COSP addresses these limitations by employing a two-stage algorithm that automatically selects high-quality in-context examples from the model's own zero-shot outputs:

1. Stage 1 (Candidate Generation): This involves generating multiple reasoning paths for each test query via Zero-shot CoT and collecting a pool of candidate demonstrations. The outcomes are evaluated based on their consistency (using entropy as a proxy for model confidence) and the diversity of reasoning and responses.
2. Stage 2 (Demonstration Utilization): The selected candidate examples from the first stage are used as in-context demonstrations for the LLM. The model is queried again, incorporating these demonstrations to improve the reasoning process.

Novel Contributions

• The use of outcome entropy to score and select candidate demonstrations is critical to COSP. This metric assesses the reliability of self-generated answers by the model, fostering the selection of confident and consistent responses.
• A penalty for repetitiveness ensures the diversity of examples, enhancing the robustness of the in-context learning process.
• COSP leverages self-consistency to automatically curate effective demonstrations without human intervention or reliance on labeled data, thus significantly reducing the cost and effort involved in model guidance.

Empirical Results

The paper validates COSP across three LLMs (PaLM-62B, PaLM-540B, and GPT-3) and a variety of logical and arithmetic reasoning tasks (e.g., MultiArith, GSM-8K, CSQA). The results demonstrate that:

• COSP improves zero-shot performance by up to 15% compared to baseline methods.
• Performance parity is achieved or exceeded relative to few-shot baselines using manually selected examples, highlighting the efficacy of the method.
• The method is particularly advantageous for smaller models (e.g., PaLM-62B), where it significantly reduces the performance gap with larger, more resource-intensive models (e.g., PaLM-540B).
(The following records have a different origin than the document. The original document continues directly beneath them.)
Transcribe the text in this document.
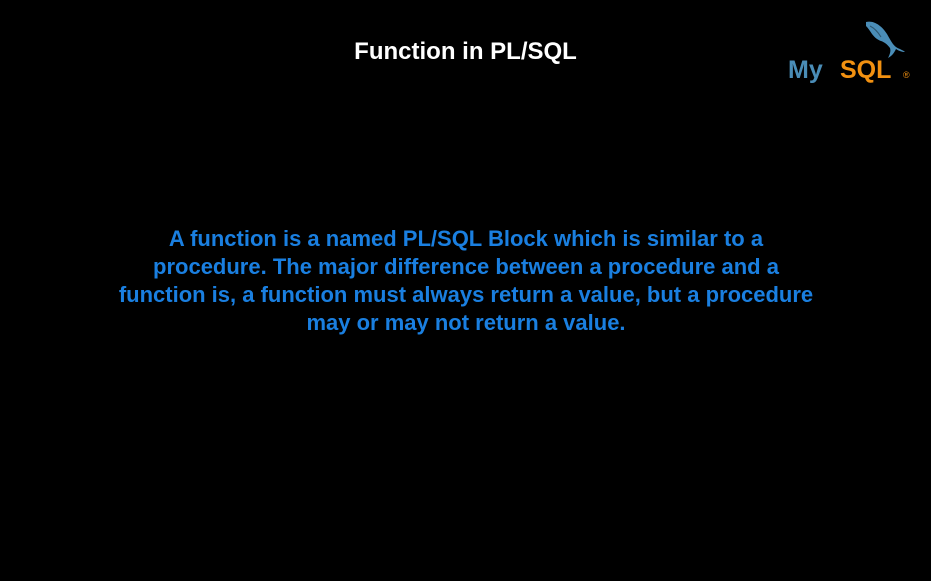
Function in PL/SQL
My SQL ®

A function is a named PL/SQL Block which is similar to a procedure. The major difference between a procedure and a function is, a function must always return a value, but a procedure may or may not return a value.
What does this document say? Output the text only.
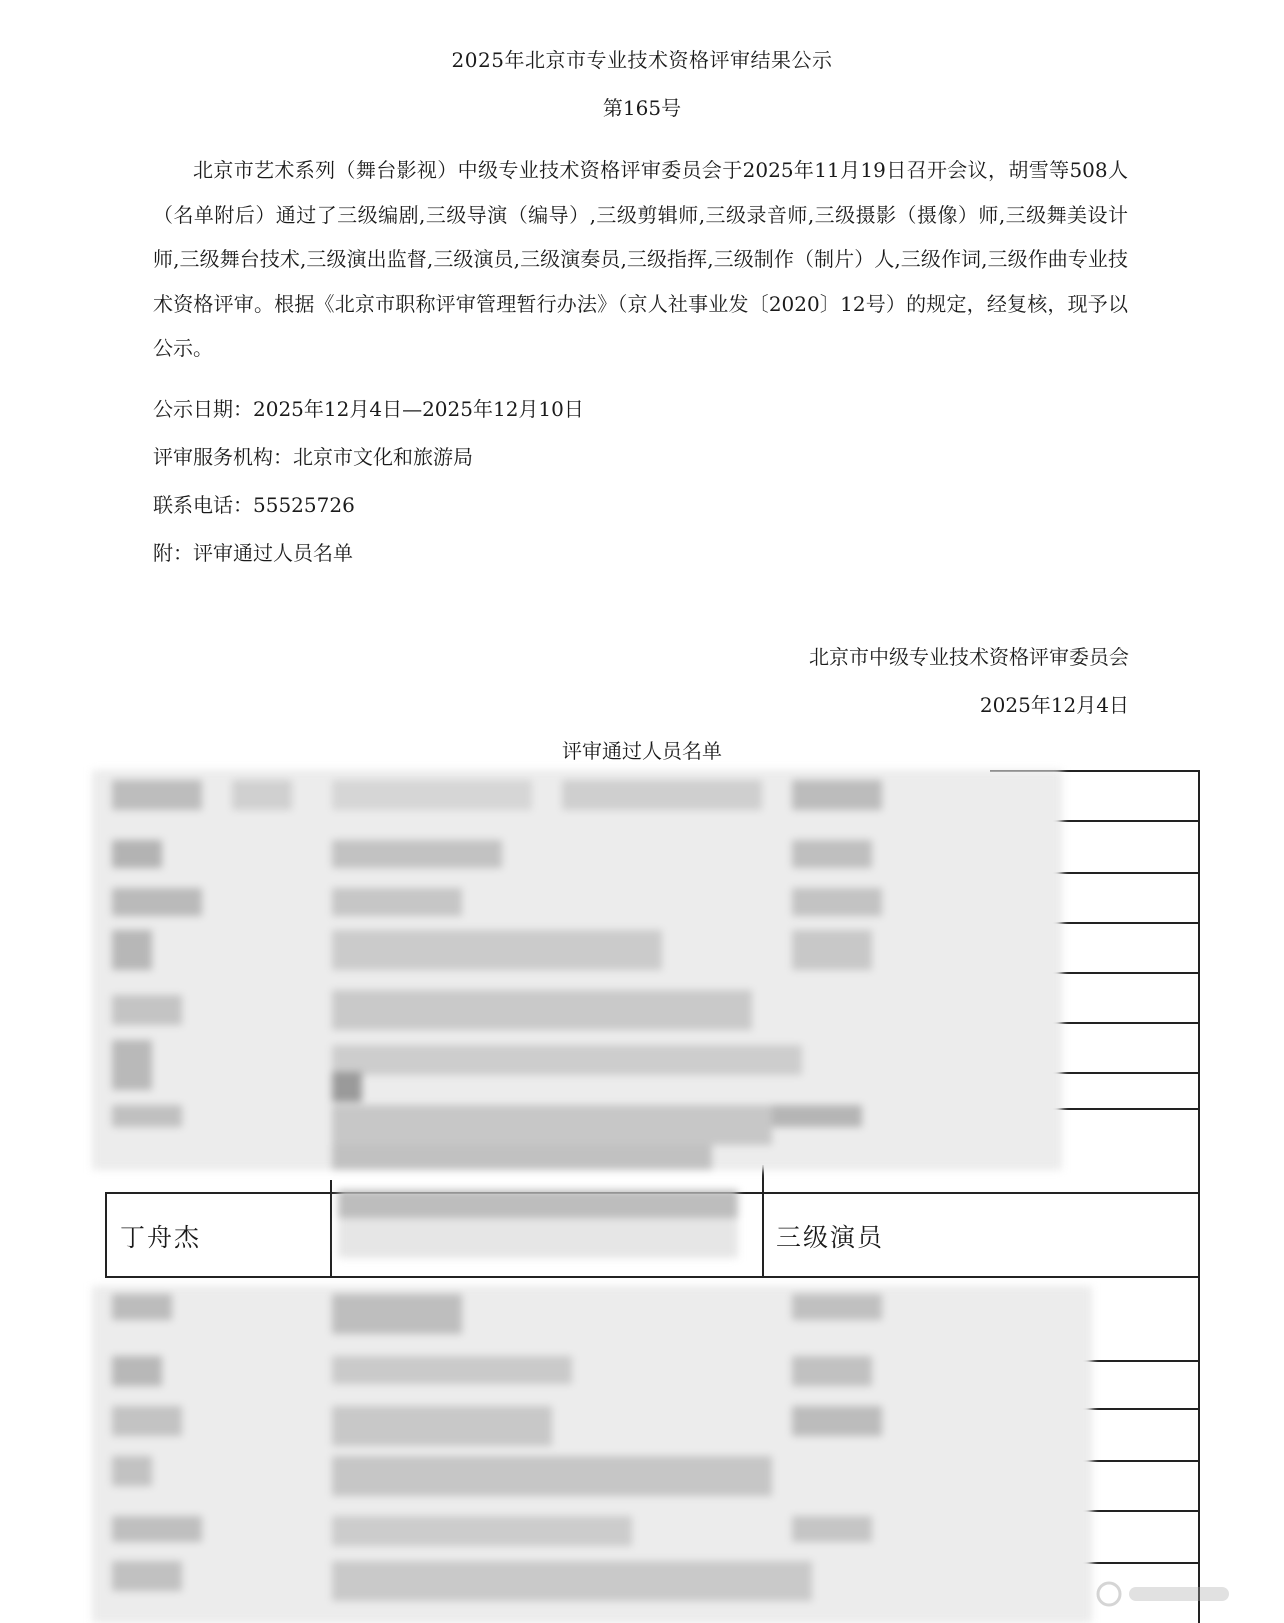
2025年北京市专业技术资格评审结果公示
第165号

北京市艺术系列（舞台影视）中级专业技术资格评审委员会于2025年11月19日召开会议，胡雪等508人（名单附后）通过了三级编剧,三级导演（编导）,三级剪辑师,三级录音师,三级摄影（摄像）师,三级舞美设计师,三级舞台技术,三级演出监督,三级演员,三级演奏员,三级指挥,三级制作（制片）人,三级作词,三级作曲专业技术资格评审。根据《北京市职称评审管理暂行办法》（京人社事业发〔2020〕12号）的规定，经复核，现予以公示。

公示日期：2025年12月4日—2025年12月10日
评审服务机构：北京市文化和旅游局
联系电话：55525726
附：评审通过人员名单
北京市中级专业技术资格评审委员会
2025年12月4日
评审通过人员名单
丁舟杰	三级演员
The paper provides an extensive comparison with other adaptive zero-shot techniques like Auto-CoT, showing that COSP's sophisticated selection criteria yield more reliable and higher-quality demonstrations, leading to consistent performance improvements.
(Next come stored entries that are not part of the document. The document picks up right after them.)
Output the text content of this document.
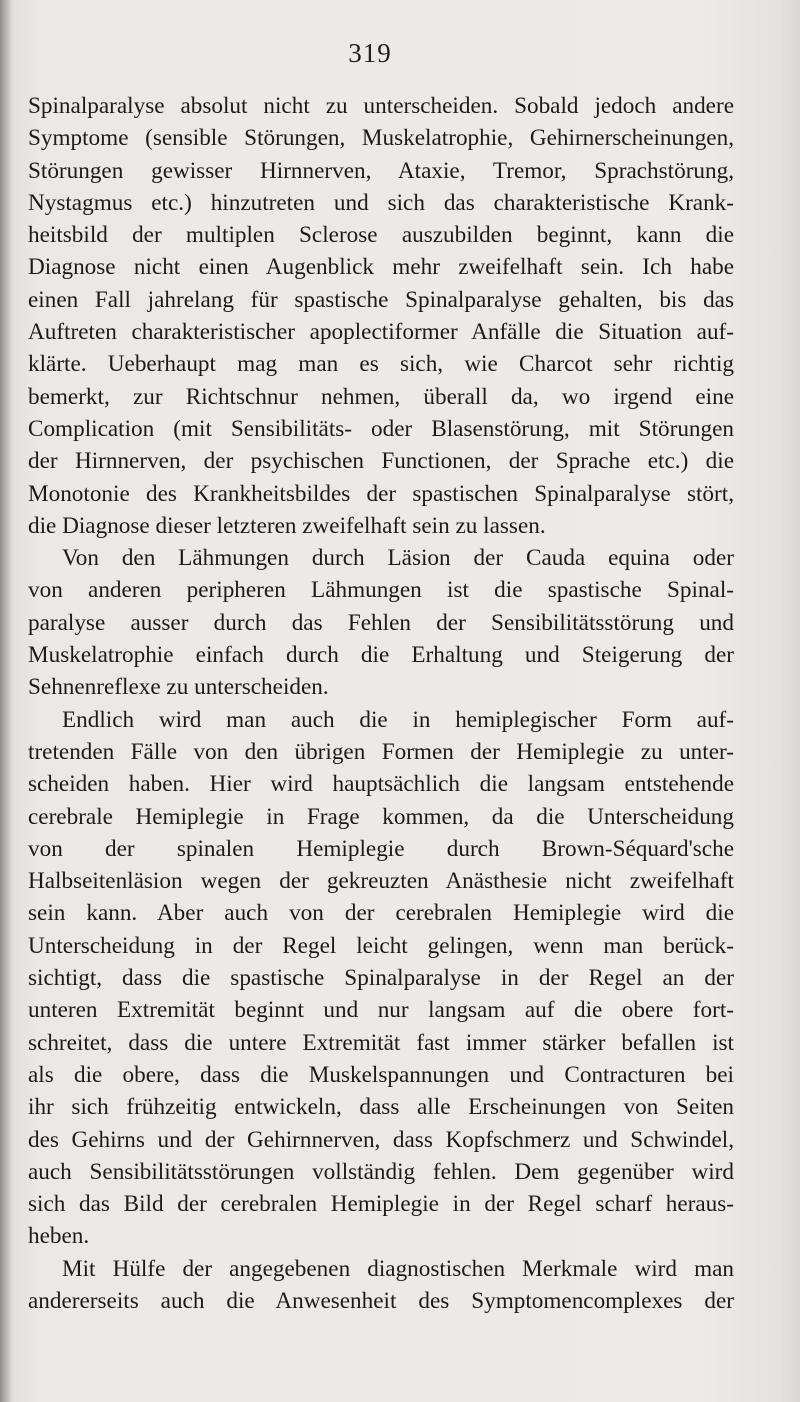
319
Spinalparalyse absolut nicht zu unterscheiden. Sobald jedoch andere
Symptome (sensible Störungen, Muskelatrophie, Gehirnerscheinungen,
Störungen gewisser Hirnnerven, Ataxie, Tremor, Sprachstörung,
Nystagmus etc.) hinzutreten und sich das charakteristische Krank-
heitsbild der multiplen Sclerose auszubilden beginnt, kann die
Diagnose nicht einen Augenblick mehr zweifelhaft sein. Ich habe
einen Fall jahrelang für spastische Spinalparalyse gehalten, bis das
Auftreten charakteristischer apoplectiformer Anfälle die Situation auf-
klärte. Ueberhaupt mag man es sich, wie Charcot sehr richtig
bemerkt, zur Richtschnur nehmen, überall da, wo irgend eine
Complication (mit Sensibilitäts- oder Blasenstörung, mit Störungen
der Hirnnerven, der psychischen Functionen, der Sprache etc.) die
Monotonie des Krankheitsbildes der spastischen Spinalparalyse stört,
die Diagnose dieser letzteren zweifelhaft sein zu lassen.
Von den Lähmungen durch Läsion der Cauda equina oder
von anderen peripheren Lähmungen ist die spastische Spinal-
paralyse ausser durch das Fehlen der Sensibilitätsstörung und
Muskelatrophie einfach durch die Erhaltung und Steigerung der
Sehnenreflexe zu unterscheiden.
Endlich wird man auch die in hemiplegischer Form auf-
tretenden Fälle von den übrigen Formen der Hemiplegie zu unter-
scheiden haben. Hier wird hauptsächlich die langsam entstehende
cerebrale Hemiplegie in Frage kommen, da die Unterscheidung
von der spinalen Hemiplegie durch Brown-Séquard'sche
Halbseitenläsion wegen der gekreuzten Anästhesie nicht zweifelhaft
sein kann. Aber auch von der cerebralen Hemiplegie wird die
Unterscheidung in der Regel leicht gelingen, wenn man berück-
sichtigt, dass die spastische Spinalparalyse in der Regel an der
unteren Extremität beginnt und nur langsam auf die obere fort-
schreitet, dass die untere Extremität fast immer stärker befallen ist
als die obere, dass die Muskelspannungen und Contracturen bei
ihr sich frühzeitig entwickeln, dass alle Erscheinungen von Seiten
des Gehirns und der Gehirnnerven, dass Kopfschmerz und Schwindel,
auch Sensibilitätsstörungen vollständig fehlen. Dem gegenüber wird
sich das Bild der cerebralen Hemiplegie in der Regel scharf heraus-
heben.
Mit Hülfe der angegebenen diagnostischen Merkmale wird man
andererseits auch die Anwesenheit des Symptomencomplexes der
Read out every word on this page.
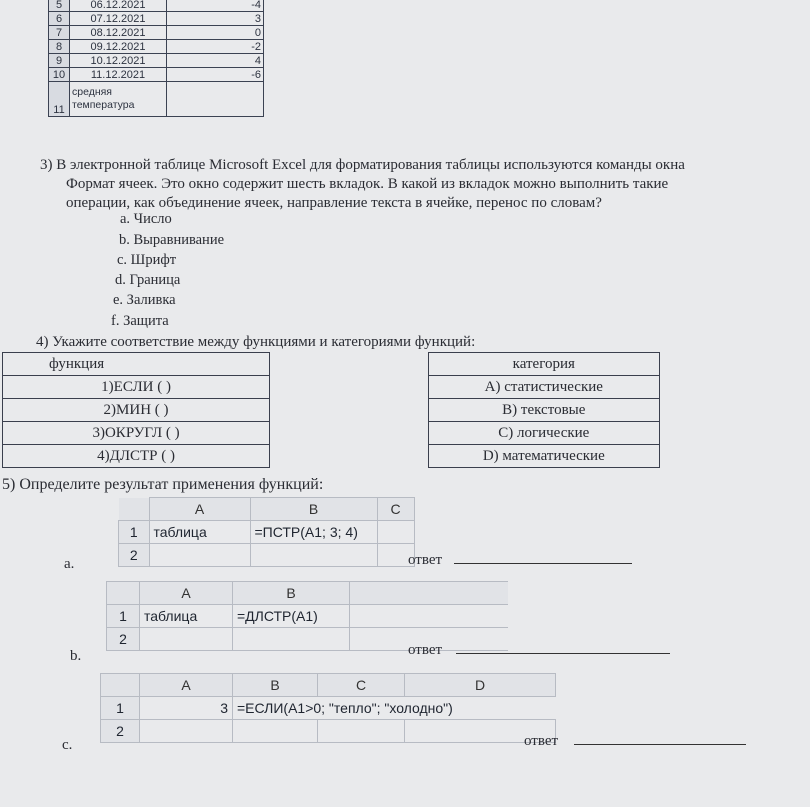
5	06.12.2021	-4
6	07.12.2021	3
7	08.12.2021	0
8	09.12.2021	-2
9	10.12.2021	4
10	11.12.2021	-6
11	средняя
температура	

3) В электронной таблице Microsoft Excel для форматирования таблицы используются команды окна
Формат ячеек. Это окно содержит шесть вкладок. В какой из вкладок можно выполнить такие
операции, как объединение ячеек, направление текста в ячейке, перенос по словам?
a. Число
b. Выравнивание
c. Шрифт
d. Граница
e. Заливка
f. Защита
4) Укажите соответствие между функциями и категориями функций:
функция		категория
1)ЕСЛИ ( )		A) статистические
2)МИН ( )		B) текстовые
3)ОКРУГЛ ( )		C) логические
4)ДЛСТР ( )		D) математические
5) Определите результат применения функций:
	A	B	C
1	таблица	=ПСТР(A1; 3; 4)	
2			
a.	ответ
	A	B	
1	таблица	=ДЛСТР(A1)	
2			
b.	ответ
	A	B	C	D
1	3	=ЕСЛИ(A1>0; "тепло"; "холодно")		
2				
c.	ответ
Implications and Future Directions

COSP's ability to enhance zero-shot reasoning has implications both practically and theoretically:

• Practical Implications: COSP reduces the dependency on human-crafted examples and annotations, making it feasible to leverage LLMs for a wider range of tasks in a cost-effective manner. This approach democratizes access to advanced reasoning capabilities by enabling the use of smaller models efficiently.
• Theoretical Implications: The method underscores the importance of model introspection—using models' own uncertainty measures to guide their learning processes. This approach paves the way for future research in self-aware and adaptive AI systems.
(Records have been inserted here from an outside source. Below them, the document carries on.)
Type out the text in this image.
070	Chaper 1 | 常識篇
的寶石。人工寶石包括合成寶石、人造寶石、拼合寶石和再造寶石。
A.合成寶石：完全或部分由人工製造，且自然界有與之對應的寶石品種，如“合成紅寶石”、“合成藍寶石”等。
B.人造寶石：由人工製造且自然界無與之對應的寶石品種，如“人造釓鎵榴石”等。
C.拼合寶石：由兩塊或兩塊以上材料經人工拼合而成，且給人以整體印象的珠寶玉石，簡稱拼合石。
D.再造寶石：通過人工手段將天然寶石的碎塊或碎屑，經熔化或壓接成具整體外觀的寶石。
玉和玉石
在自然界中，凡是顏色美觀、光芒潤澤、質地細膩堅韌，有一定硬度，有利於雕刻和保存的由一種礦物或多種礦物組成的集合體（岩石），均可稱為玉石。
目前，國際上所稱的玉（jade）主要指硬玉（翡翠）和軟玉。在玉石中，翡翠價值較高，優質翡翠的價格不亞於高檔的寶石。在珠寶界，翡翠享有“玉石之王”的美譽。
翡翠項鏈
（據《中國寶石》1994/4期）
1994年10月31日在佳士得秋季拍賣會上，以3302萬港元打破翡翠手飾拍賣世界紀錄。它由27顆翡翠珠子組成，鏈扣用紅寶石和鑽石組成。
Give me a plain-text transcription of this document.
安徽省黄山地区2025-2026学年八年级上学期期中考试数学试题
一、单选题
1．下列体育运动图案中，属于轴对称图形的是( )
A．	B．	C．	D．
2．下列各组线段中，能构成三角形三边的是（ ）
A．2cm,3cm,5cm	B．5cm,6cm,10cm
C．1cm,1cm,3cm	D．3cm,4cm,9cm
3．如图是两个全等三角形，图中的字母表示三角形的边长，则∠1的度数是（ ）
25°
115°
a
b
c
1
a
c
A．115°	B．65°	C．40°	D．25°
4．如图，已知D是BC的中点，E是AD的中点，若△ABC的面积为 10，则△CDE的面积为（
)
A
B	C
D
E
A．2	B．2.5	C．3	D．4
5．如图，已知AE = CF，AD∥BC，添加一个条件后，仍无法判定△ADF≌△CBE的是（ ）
Speculations on Future Developments

Looking forward, the principles underpinning COSP could be extended to other types of NLP tasks beyond logical and arithmetic reasoning. Additionally, combining COSP with continual learning paradigms where models dynamically adapt to new data during deployment could further enhance zero-shot learning capabilities. Moreover, extending COSP to interact with external tools and datasets might improve its application scope, making it more versatile in real-world scenarios.

In conclusion, COSP presents a compelling step forward in zero-shot reasoning for LLMs, effectively balancing the trade-off between model performance and the need for human supervision. The two-stage, self-adaptive framework detailed in this paper offers a robust, scalable, and efficient method to harness the full potential of LLMs in reasoning tasks.